Earlier in the month, we saw Stoneforge Mystic come to form the backbone not just of popular UW and Stoneblade decks, but of Colossus Hammer combo decks and bulkier flash strategies. Blue aggro-control decks also had an interesting month, with Arclight Phoenix making a comeback and Devotion to Blue rearing its head. The latter trend continues into the end of August, with blue decks dipping into white and green for support. The kicker? Not all of these decks even play Uro!
...But a Lot of Them Play Do Uro
I mean, it'd be almost wrong not to, right? We'll start by looking at the more traditional Uro-style shells that experimented with new tech this month.
We've seen midrange decks lean on other plans but still rely on 4 Hour of Promise before, most notably the Jund Field deck we covered in May. That was during the companions' reign over Modern, although the same concept still applies.
Uro Hour plays a controlling game with blue-chip countermagic and Uro itself, but should opponents find a way to deal with the Titan—via grave hate, perhaps—Hour provides an independent alternative, generating hordes of Zombies with Field of the Dead. It's especially nice that Growth Spiral, a staple in Uro shells, also contributes significantly to the Field plan, even though the two strategies require totally different answers: Uro demands grave hate and heavy-duty removal while drawing cards and going tall, while Field requires nonbasic land hate and damage-based sweepers while going wide.
I first picked up on Bant Moss early this month (see list above). While the deck looked interesting, I found myself scratching my head at the prospect of running 4 Mwonvuli Acid-Moss in a Modern midrange deck. I mean, it's a land destruction spell that costs four mana! Was that not too much for a type of card typically used to deny opponents mana early on?
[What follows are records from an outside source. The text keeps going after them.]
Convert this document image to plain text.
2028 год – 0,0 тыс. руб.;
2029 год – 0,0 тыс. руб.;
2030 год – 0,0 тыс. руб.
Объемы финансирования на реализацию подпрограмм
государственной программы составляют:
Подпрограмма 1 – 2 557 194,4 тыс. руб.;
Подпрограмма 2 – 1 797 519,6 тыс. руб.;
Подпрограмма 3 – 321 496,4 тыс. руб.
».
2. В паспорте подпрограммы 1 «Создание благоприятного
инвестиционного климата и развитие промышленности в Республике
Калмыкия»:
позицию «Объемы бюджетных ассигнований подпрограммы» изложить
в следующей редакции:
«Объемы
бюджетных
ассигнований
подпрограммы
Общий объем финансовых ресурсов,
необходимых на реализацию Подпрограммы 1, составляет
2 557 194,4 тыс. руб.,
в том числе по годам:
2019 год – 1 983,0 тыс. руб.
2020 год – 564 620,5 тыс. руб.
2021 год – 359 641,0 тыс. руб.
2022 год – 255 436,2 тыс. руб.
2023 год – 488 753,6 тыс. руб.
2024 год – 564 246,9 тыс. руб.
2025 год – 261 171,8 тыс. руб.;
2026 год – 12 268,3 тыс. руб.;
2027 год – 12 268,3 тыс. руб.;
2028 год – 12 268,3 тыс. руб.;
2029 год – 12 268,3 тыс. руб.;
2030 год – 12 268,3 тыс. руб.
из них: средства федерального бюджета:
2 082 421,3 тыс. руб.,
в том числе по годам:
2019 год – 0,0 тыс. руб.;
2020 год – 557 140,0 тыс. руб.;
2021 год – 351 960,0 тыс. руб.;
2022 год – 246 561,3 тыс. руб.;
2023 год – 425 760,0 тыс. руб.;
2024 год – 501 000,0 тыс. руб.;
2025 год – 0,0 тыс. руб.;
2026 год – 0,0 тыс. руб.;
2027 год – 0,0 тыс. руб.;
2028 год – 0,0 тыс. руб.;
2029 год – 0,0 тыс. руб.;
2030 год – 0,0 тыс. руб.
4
It turns out that in Uro mirrors, ramping yourself while de-ramping opponents is the sauce, even if that's not to happen until the mid-game. Indeed, Bant Moss nabbed 4-1 in a preliminary at the end of the month, a testament to its potential viability. And the deck has more going on than first met my eye.
For one, there's the creature suite: Uro is backed up by Scavenging Ooze, something of an Uro-slayer in the mirror; it can out-grow 6/6 and handily removes Titans from an opponent's graveyard. Similarly, bouncing Uro with Teferi, Time Raveler provides a massive tempo swing, and cutting Uro decks off their permission is also the sauce. Then there's Stoneforge Mystic to cheese wins against aggro and have a grave-independent angle of attack. Sword of Fire and Ice gets the nod for insulating creatures against Uro, sure, but also Aether Gust, fast becoming one of Modern's premier hate cards.
tl;dr: meet the Uro deck that wins the mirror.
Uro decks tend to be creature-light, since the recurring behemoth is at its best when it makes up the bulk of a red-zone attack. So more creature-centric Bant decks trim its numbers. Still, I think it's great news that such decks exist; this scenario illustrates that Uro is not dominating the UGx color quotient as it once may have.
Rashmi, Eternities Crafter was hardly singled out as a Modern-playable upon its release, costing enough to emerge on the turn many decks end the game by and refusing to trigger until the next turn. But Bant Rashimi wouldn't take no for an answer, employing the Druid alongside a suite of useful flash creatures to get the most out of it.
Hitting all those cascade triggers is sure to get out of hand quickly, and Force of Negation holds things together by protecting Rashmi while players are tapped out after deploying him. For future turns, Spell Queller does that job, also combo-ing with Teferi to lock opponents' spells away for good. And both Force and Queller trigger Rashmi for even more pseudo-cascades!
Didn't I tell ya? No Uro! Instead, Reclaimer Toolbox maxes out on Elvish Reclaimer to enable both a beatdown plan and a packed land toolbox suite; it's got Blast Zone for removal, Flagstones for ramping, Bog for graveyard interaction, Quarter for land hate, Field for midrange games, and Valakut for... a combo kill?! The deck's other 4-of creature is Dryad of the Ilysian Grove, giving it a dedicated combo plan ready to fire at any moment should the window present itself.
The creatures, too, form a toolbox, with Eladamri's Call fishing up goodies like the spell-hosing Arasta of the Endless Web and Ponza's favorite new stabilizer, Elder Gargaroth. Primeval Titan supports the Valakut plan, while Eternal Witness buys back lost pieces. And Aether Vial cheats everything into play!
After its Challenge placing, Reclaimer Toolbox went on to 5-0, boding well for the deck's longevity; it certainly seems to come with a steep learning curve, featuring packages upon packages for the uninitiated to wrap their skulls around. It also looks like there's something in here for everyone, so I wonder if enough players will give it a whirl that it catches on.
I Can't Get in the Club
We haven't seen Bant at these levels since the lockdown began, and I'm sure UGW mages worldwide are rejoicing. Hopefully other shards and wedges get some love in the coming months and their respective fanbases can also celebrate. For now, though, I guess we can enjoy this Titan's party!